Coal

Report: Cheap Natural Gas Poised to Roil PJM Power Market

The flood of cheap Marcellus Shale gas driving massive construction of new natural gas power generation capacity could wreak havoc in the PJM power market, Moody’s Investors Service suggests in a new report.

Two of the nation’s largest power markets, Texas and California, already pose a “distressed environment” for unregulated power companies owing to declining market prices, the credit ratings agency said. Now, a glut of new gas generation in PJM—where new plants are expected to add up to 100 TWh, boosting gas power capacity 25%, by 2021—is poised to increase supply “amid little prospect of growth in demand,” it said.

The agency noted that PJM’s latest forecast report indicates load growth has declined over the last decade, with system load falling to 790 TWh in 2015 from 822 TWh in 2005. Peak demand has also fallen to 143 GW in 2015 from 154 GW in 2005. “Over the past few years PJM has also repeatedly cut its forecasts, and the grid operator currently projects weather-adjusted peak demand growth of only 0.2% per year over the next 10 years,” the report says.

Starting in 2021, on-peak prices could plummet by $7/MWh or $3.5/MWh on an around-the-clock basis, which represent declines of between 10% and 15%, the report forecasts.

The gas buildout will prompt more widespread coal plant closures or conversion to gas, it projects. “However, gas conversion is not a panacea for uneconomic coal plants, because the converted units will have poor fuel efficiency and operate as peaking units,” it adds.

The report projects that coal plants running at a 40% capacity factor will be forced to close. About 7 GW of coal capacity are at high risk, and may be forced to run at a 38% capacity factor, it suggests. Another 12 GW, running at a capacity factor of about 58%, would face a “medium” risk.

“Unlike inefficient gas plants, coal plants would have difficulties surviving on capacity payments alone because they have a much higher fixed cash cost to cover, commonly in the $70/kW-yr (or $218/MW-day at 88% availability) range or higher. Therefore, they have to run enough to make enough gross margin in the energy market to support their fixed expenditures,” it says.

Among corporate issuers with the most coal capacity in PJM are: Talen Energy Supply, FirstEnergy, GenOn, and Dynegy.
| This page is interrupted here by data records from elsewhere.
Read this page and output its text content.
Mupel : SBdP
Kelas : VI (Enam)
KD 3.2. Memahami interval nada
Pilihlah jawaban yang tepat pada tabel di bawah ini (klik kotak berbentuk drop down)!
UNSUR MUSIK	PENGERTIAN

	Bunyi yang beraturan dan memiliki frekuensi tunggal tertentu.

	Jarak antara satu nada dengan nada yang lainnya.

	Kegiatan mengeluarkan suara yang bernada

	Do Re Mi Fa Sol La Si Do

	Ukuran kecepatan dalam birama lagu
The decline in power prices will also financially shake nuclear generators like Exelon and PSEG—as well as companies with gas plants.

Dynegy, Calpine Corp., and NRG Energy, are among a handful of merchant generators that are legally challenging recent measures by New York and Illinois to foster subsidies for nuclear plants economically stricken by low market prices amid the torrent of cheap gas. “If the challenges succeed, closure of uneconomic nuclear plant can support power prices and prospects for coal survival,” Moody’s said.

A number of power companies are already reducing debt to counter these “deteriorating market conditions,” Moody’s said. Exelon Generation has announced a $3 billion debt reduction plan. Calpine and Dynegy, companies with the most exposure to efficient gas plants, are also working to reduce debt.

Calpine wants to reduce its debt by $2.7 billion by the end of 2019, and Dynegy has committed to a debt reduction of between $1.5 billion and $2 billion (which may need to be accomplished through asset sales, the agency said, because the Houston-based company has a “limited amount of free cash flow available to pay down debt”).